Namespace declarations can be superfluous for several reasons. A declaration that the prefix "xml" represents "http://www.w3.org/XML/1998/namespace", for instance, is considered superfluous because it is always bound to that URI. Likewise, a declaration that the default namespace is null is superfluous at a top-level node. Furthermore, if canonicalization will output a namespace declaration at an element, it would be superfluous to output a declaration of the same prefix with the same URI at a descendant node, unless an intervening declaration changes the binding of that prefix.

For example,

 <Z:ElemA xmlns:Z="http://foo.example" xmlns=""          xmlns:xml="http://www.w3.org/XML/1998/namespace">     <ElemB xmlns:Z="http://foo.example"            Z:attrib="105">content</ElemB> </Z:ElemA>

is output as follows:

 <Z:ElemA xmlns:Z="http://foo.example">     <ElemB Z:attrib="105">content</ElemB> </Z:ElemA>

While it is always reasonable to suppress superfluous namespace declarations below an element in canonicalization output that has the same declaration on it, how do you decide which nonsuperfluous declarations to output?

Canonical XML [Canon] says to output all of the namespace declarations that appear in the XPath node-set for each node in the output unless superfluous.
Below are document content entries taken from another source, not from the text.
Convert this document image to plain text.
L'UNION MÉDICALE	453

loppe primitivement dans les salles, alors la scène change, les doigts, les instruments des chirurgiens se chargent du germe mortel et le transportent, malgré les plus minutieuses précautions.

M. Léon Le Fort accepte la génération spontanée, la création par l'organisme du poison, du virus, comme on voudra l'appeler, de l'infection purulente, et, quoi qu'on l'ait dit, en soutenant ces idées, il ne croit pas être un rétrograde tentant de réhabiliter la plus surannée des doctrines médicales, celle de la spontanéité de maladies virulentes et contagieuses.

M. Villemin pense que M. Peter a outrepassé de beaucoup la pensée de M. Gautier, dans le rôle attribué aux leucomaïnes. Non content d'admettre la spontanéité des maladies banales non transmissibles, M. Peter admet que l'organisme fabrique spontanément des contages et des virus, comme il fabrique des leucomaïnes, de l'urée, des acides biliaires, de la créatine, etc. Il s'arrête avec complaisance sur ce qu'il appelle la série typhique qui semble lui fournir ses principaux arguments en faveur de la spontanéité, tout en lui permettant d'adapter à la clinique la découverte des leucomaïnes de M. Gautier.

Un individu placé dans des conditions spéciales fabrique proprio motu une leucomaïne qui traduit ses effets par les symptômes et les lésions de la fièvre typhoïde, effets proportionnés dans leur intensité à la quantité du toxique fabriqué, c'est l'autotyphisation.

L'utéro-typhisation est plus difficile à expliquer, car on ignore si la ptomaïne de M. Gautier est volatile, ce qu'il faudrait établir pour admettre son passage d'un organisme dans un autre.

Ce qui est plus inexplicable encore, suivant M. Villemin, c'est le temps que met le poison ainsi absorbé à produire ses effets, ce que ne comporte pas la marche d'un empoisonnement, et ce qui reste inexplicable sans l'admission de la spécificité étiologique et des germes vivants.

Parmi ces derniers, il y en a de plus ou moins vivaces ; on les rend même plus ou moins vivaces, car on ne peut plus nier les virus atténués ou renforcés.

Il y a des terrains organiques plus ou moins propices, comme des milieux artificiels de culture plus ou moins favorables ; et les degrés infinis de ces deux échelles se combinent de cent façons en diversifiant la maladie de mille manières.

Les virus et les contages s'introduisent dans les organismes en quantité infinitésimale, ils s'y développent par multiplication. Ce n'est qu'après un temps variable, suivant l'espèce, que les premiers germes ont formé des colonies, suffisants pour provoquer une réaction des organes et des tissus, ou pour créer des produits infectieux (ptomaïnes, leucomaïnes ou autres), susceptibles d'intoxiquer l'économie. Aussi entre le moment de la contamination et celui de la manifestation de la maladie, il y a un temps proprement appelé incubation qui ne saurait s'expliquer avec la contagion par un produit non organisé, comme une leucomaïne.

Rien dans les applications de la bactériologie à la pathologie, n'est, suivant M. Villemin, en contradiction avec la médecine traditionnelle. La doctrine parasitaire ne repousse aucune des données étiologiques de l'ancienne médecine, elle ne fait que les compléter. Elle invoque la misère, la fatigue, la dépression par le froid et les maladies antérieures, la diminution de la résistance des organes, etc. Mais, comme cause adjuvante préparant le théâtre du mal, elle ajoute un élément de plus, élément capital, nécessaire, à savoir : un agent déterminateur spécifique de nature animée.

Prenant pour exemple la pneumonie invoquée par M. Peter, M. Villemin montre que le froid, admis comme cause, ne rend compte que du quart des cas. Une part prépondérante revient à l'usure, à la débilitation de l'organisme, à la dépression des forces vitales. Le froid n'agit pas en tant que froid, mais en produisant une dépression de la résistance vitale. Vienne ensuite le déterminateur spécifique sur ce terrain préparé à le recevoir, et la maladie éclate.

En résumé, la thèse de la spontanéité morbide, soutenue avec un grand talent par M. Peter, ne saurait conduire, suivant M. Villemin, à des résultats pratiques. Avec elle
This group always includes all namespace declarations appearing in the XPath node-set for an apex node.

Exclusive XML Canonicalization [Exclusive] says to select for output namespace declarations only at those nodes where the declared prefix is visible before a local element or attribute name. Not all such selected declarations may be output, because an identical output ancestor declaration may make them superfluous. In addition, because some namespace declarations may be needed even though they are not visible, you may supply an optional list of namespace prefixes to the Exclusive XML Canonicalization. Namespace declarations using prefixes on this list are treated as specified for Canonical XML. In particular, if a declaration of any such prefixes is in scope for the apex node, that namespace declaration will be output at the apex node.